Born: 14 October 1934, United Kingdom
Died: NA
Country most active: United Kingdom
Also known as: NA
The following is excerpted from Infinite Women founder Allison Tyra’s book The View from the Hill: Women Who Made Their Mark After 40.
British painter Rose Wylie put her professional ambitions on hold in pursuit of motherhood. After meeting her future husband while earning her degree at the Folkestone and Dover School of Art in the 1950s, her work as a painter was set aside to raise their three children and support him as he followed his own career as a painter. Twenty-five years later, she would complete her MA at the Royal College of Art. Four years after that, in her 50s, she finally had her first solo exhibition, at the Trinity Arts Centre in Kent, with many more to follow both in the U.K. and internationally.
Wylie was the only non-American artist featured in the National Museum of Women in the Arts’ 2010 exhibition Women to Watch in Washington, D.C. The year she turned 78—2012—saw her first large-scale retrospective at Jerwood Gallery in Hastings. In 2014, she won one of the U.K.’s biggest prizes in her field, the John Moore Painting Prize, and was elected a Senior Royal Academician.

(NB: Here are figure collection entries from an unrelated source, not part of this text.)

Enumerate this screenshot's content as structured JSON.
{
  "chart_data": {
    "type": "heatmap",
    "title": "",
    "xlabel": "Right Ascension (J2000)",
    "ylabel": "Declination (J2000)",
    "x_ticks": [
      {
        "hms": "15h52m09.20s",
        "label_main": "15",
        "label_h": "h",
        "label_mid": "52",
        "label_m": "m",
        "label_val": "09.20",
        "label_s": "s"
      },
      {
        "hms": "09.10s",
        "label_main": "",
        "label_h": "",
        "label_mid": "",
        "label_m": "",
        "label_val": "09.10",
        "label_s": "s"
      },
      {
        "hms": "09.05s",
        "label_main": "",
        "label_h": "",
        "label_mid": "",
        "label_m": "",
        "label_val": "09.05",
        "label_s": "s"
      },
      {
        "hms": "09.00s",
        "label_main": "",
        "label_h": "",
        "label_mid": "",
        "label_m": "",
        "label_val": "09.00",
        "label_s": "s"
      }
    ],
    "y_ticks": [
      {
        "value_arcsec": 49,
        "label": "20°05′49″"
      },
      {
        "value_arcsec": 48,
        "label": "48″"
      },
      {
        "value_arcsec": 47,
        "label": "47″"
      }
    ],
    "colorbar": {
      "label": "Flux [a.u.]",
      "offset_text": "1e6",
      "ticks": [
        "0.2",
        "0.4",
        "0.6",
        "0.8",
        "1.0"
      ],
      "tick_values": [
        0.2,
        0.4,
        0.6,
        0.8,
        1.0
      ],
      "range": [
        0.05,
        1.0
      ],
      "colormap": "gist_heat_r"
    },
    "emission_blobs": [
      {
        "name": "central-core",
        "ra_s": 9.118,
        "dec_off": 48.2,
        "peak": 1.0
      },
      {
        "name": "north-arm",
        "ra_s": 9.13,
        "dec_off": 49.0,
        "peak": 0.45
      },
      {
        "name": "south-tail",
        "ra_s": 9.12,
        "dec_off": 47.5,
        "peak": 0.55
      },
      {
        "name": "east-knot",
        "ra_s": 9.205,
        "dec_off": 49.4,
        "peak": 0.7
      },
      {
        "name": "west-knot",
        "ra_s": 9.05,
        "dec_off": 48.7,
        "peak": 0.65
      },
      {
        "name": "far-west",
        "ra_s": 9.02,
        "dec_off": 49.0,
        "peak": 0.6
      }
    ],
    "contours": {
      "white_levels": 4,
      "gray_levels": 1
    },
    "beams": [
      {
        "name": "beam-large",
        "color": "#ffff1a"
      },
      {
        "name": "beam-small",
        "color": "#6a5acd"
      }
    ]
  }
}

Working on large canvases with simplistic, childlike lines, her energetic and unruly paintings reference everything from pop culture to Renaissance masterworks to Persian miniatures to Egyptian wall painting—acknowledging tradition while also defying it. “The childlike quality [of my work] is difficult for some people,” she has observed. “They dismiss it and think I can’t draw and know nothing. But then they find that actually there’s stuff in it relating to Dürer and Cézanne—indisputable figures: Dürer, crikey! Cézanne! Then it becomes more difficult for people. I find that funny.”